L'amendement de suppression n° 18 de M. Hetzel et les amendements identiques suivants à l'article 4 de la proposition de loi relative au droit à l'aide à mourir (première lecture).
REJETÉRésultat du vote
Les députés ont rejeté le 17 mai 2025 l'amendement de suppression n° 18 de M. Hetzel et les amendements identiques suivants à l'article 4 de la proposition de loi relative au droit à l'aide à mourir (première lecture).
Au total, 130 députés ont pris part au vote : 68 % ont voté contre, 30 % ont voté en faveur, et 2 % se sont abstenus.
La position des groupes
Les votes des députés et des groupes
Exposé des motifs de l'amendement
L'objectif d'un amendement est de modifier ou d'ajouter une mesure d'un projet ou d'une proposition de loi. Le ou les députés qui rédigent l'amendement écrivent également un exposé des motifs.

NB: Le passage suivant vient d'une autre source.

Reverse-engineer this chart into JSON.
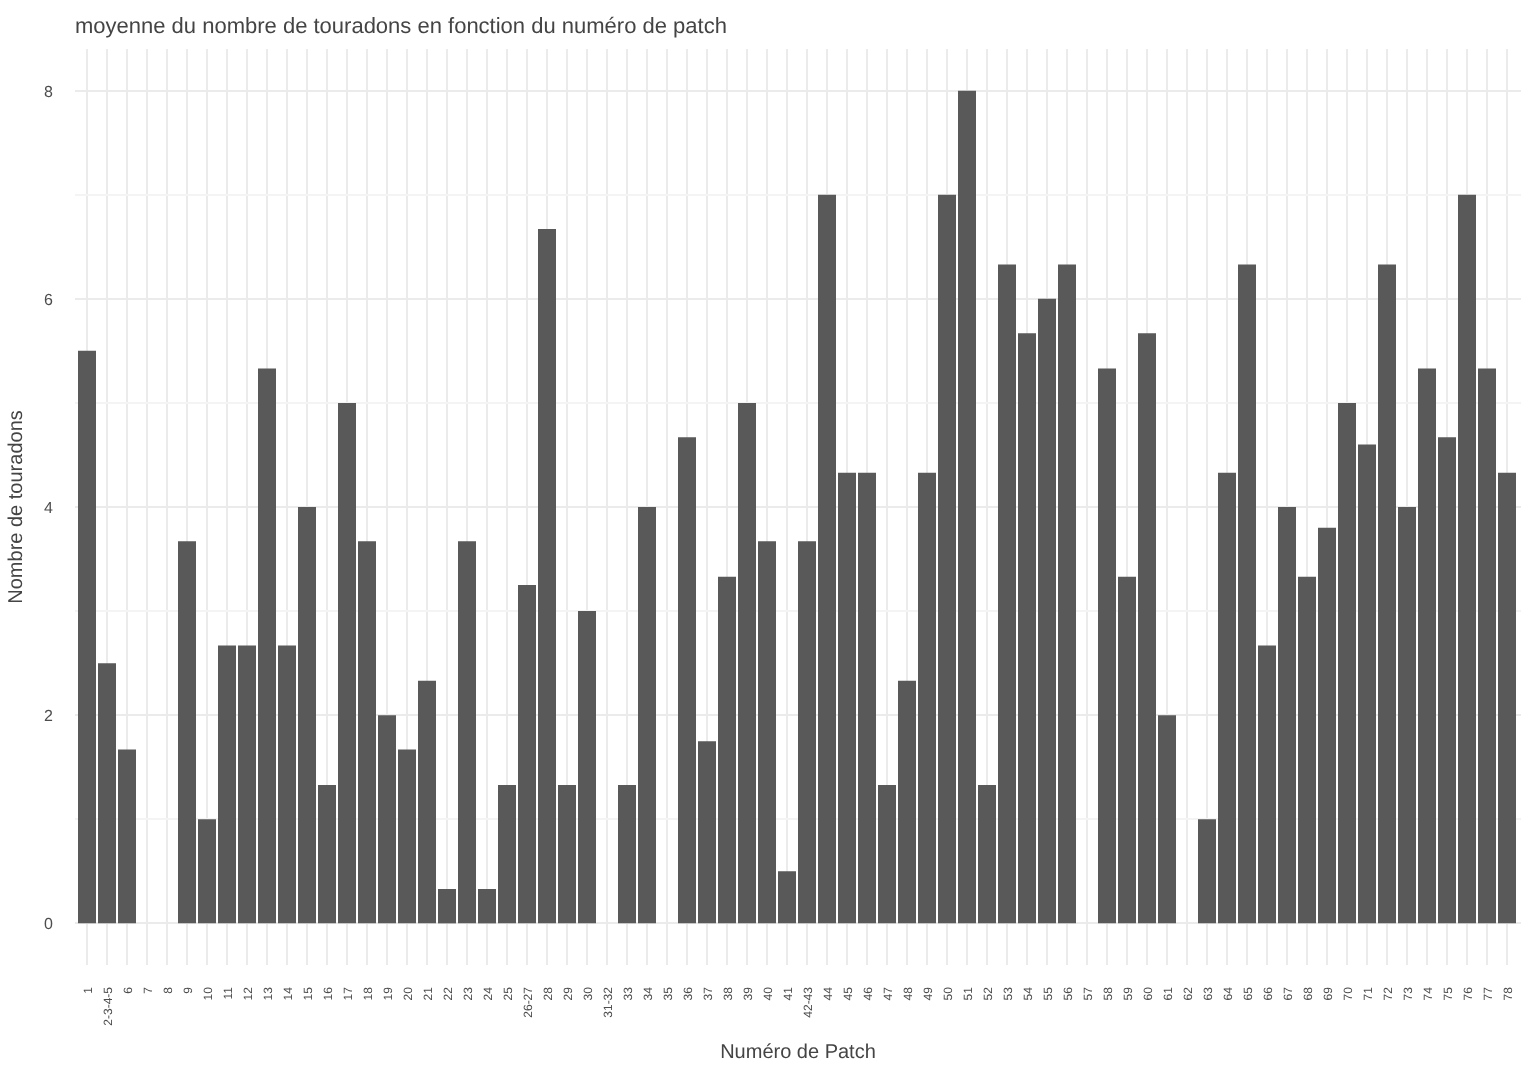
{
  "chart_data": {
    "type": "bar",
    "title": "moyenne du nombre de touradons en fonction du numéro de patch",
    "xlabel": "Numéro de Patch",
    "ylabel": "Nombre de touradons",
    "categories": [
      "1",
      "2-3-4-5",
      "6",
      "7",
      "8",
      "9",
      "10",
      "11",
      "12",
      "13",
      "14",
      "15",
      "16",
      "17",
      "18",
      "19",
      "20",
      "21",
      "22",
      "23",
      "24",
      "25",
      "26-27",
      "28",
      "29",
      "30",
      "31-32",
      "33",
      "34",
      "35",
      "36",
      "37",
      "38",
      "39",
      "40",
      "41",
      "42-43",
      "44",
      "45",
      "46",
      "47",
      "48",
      "49",
      "50",
      "51",
      "52",
      "53",
      "54",
      "55",
      "56",
      "57",
      "58",
      "59",
      "60",
      "61",
      "62",
      "63",
      "64",
      "65",
      "66",
      "67",
      "68",
      "69",
      "70",
      "71",
      "72",
      "73",
      "74",
      "75",
      "76",
      "77",
      "78"
    ],
    "values": [
      5.5,
      2.5,
      1.67,
      null,
      null,
      3.67,
      1.0,
      2.67,
      2.67,
      5.33,
      2.67,
      4.0,
      1.33,
      5.0,
      3.67,
      2.0,
      1.67,
      2.33,
      0.33,
      3.67,
      0.33,
      1.33,
      3.25,
      6.67,
      1.33,
      3.0,
      null,
      1.33,
      4.0,
      null,
      4.67,
      1.75,
      3.33,
      5.0,
      3.67,
      0.5,
      3.67,
      7.0,
      4.33,
      4.33,
      1.33,
      2.33,
      4.33,
      7.0,
      8.0,
      1.33,
      6.33,
      5.67,
      6.0,
      6.33,
      null,
      5.33,
      3.33,
      5.67,
      2.0,
      null,
      1.0,
      4.33,
      6.33,
      2.67,
      4.0,
      3.33,
      3.8,
      5.0,
      4.6,
      6.33,
      4.0,
      5.33,
      4.67,
      7.0,
      5.33,
      4.33
    ],
    "color": "#595959",
    "ylim": [
      -0.4,
      8.4
    ],
    "yticks": [
      0,
      2,
      4,
      6,
      8
    ],
    "grid": true
  }
}
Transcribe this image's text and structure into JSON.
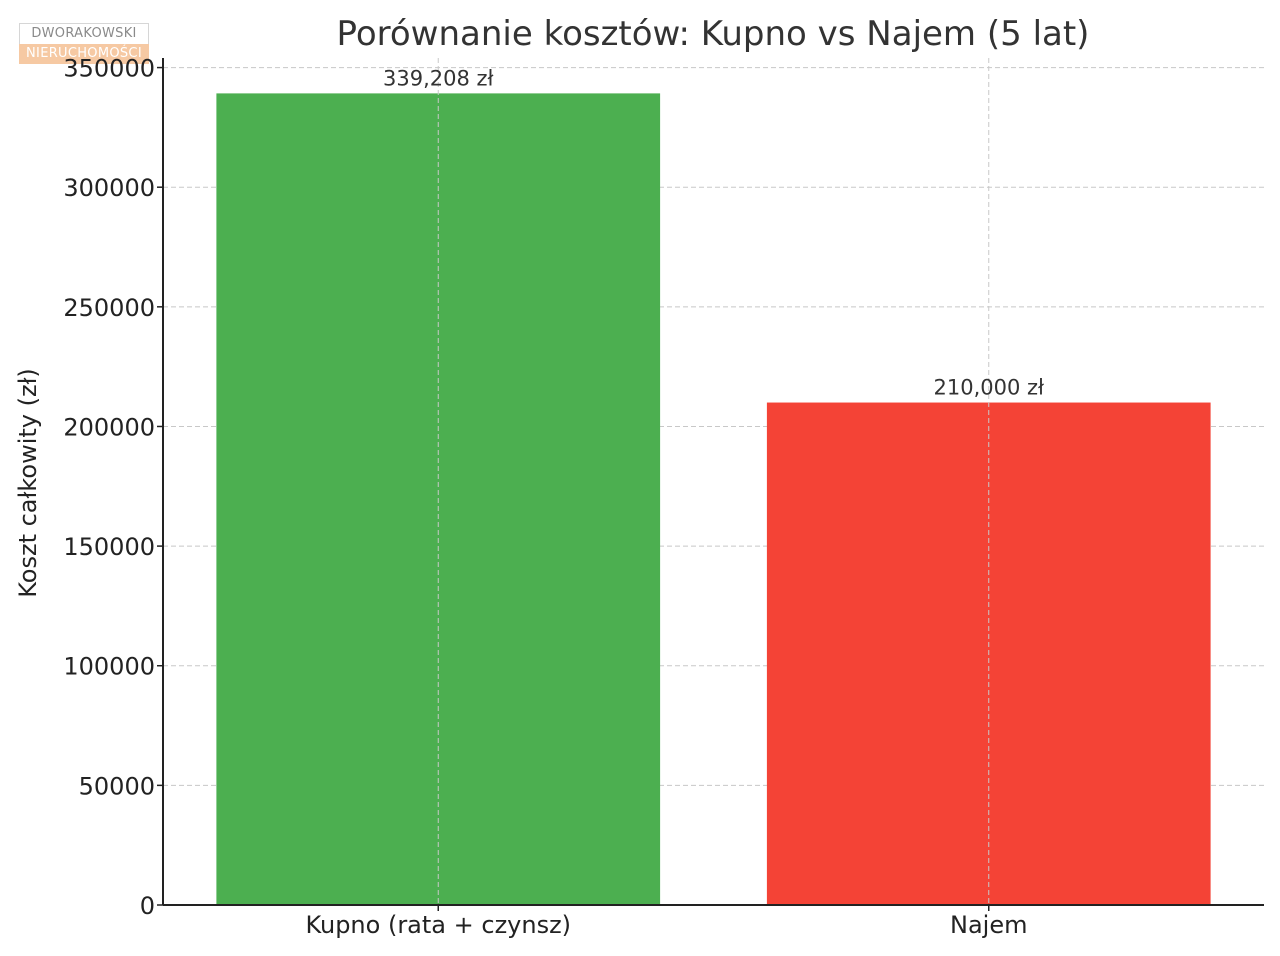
{
  "watermark": {
    "line1": "DWORAKOWSKI",
    "line2": "NIERUCHOMOŚCI"
  },
  "chart_data": {
    "type": "bar",
    "title": "Porównanie kosztów: Kupno vs Najem (5 lat)",
    "xlabel": "",
    "ylabel": "Koszt całkowity (zł)",
    "categories": [
      "Kupno (rata + czynsz)",
      "Najem"
    ],
    "values": [
      339208,
      210000
    ],
    "value_labels": [
      "339,208 zł",
      "210,000 zł"
    ],
    "colors": [
      "#4caf50",
      "#f44336"
    ],
    "ylim": [
      0,
      354000
    ],
    "yticks": [
      0,
      50000,
      100000,
      150000,
      200000,
      250000,
      300000,
      350000
    ],
    "grid": true,
    "legend": "none"
  }
}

L’article 4 définit les conditions d’accès à de « l’aide à mourir ».
Cet article pose plusieurs problèmes du fait de sa rédaction.
Les travaux lors l’examen du projet de loi avaient abouti en l’espace de deux mois à trois rédactions différentes sur les conditions d’ouverture de l’euthanasie ou du suicide assisté.
Celle retenue par cette proposition de loi indique désormais que les patients souffrant d’une maladie grave et incurable en phase avancée ou terminale seront éligibles.
Cela élargit considérablement le champ des patients susceptibles d’y recourir. Le diabète ou l’hypertension artérielle sont des affections graves et incurables, au sens d’inguérissables. L’effacement du critère d’engagement du pronostic vital signifie que des maladies chroniques incurables pourraient faire entrer dans cette loi des catégories de personnes qui ne sont pas en fait en fin de vie.
Par ailleurs, le critère de la souffrance physique ou psychologique liée à cette affection qui est soit réfractaire au traitement, soit insupportable est plus permissif que le critère de la loi belge. Cette loi évoque le critère d’une souffrance physique ou psychique constante et insupportable. Mais la Commission fédérale de contrôle de Belgique admet dans ses rapports que l’appréciation de ce caractère insupportable est très subjective pour le patient.
En Oregon les législateurs ont estimé avec sagesse que toute expression de souffrance était trop subjective pour faire partie des critères.
La dépression et les troubles de la personnalité sont éligibles en Belgique à l’euthanasie.
Il convient de supprimer cet article.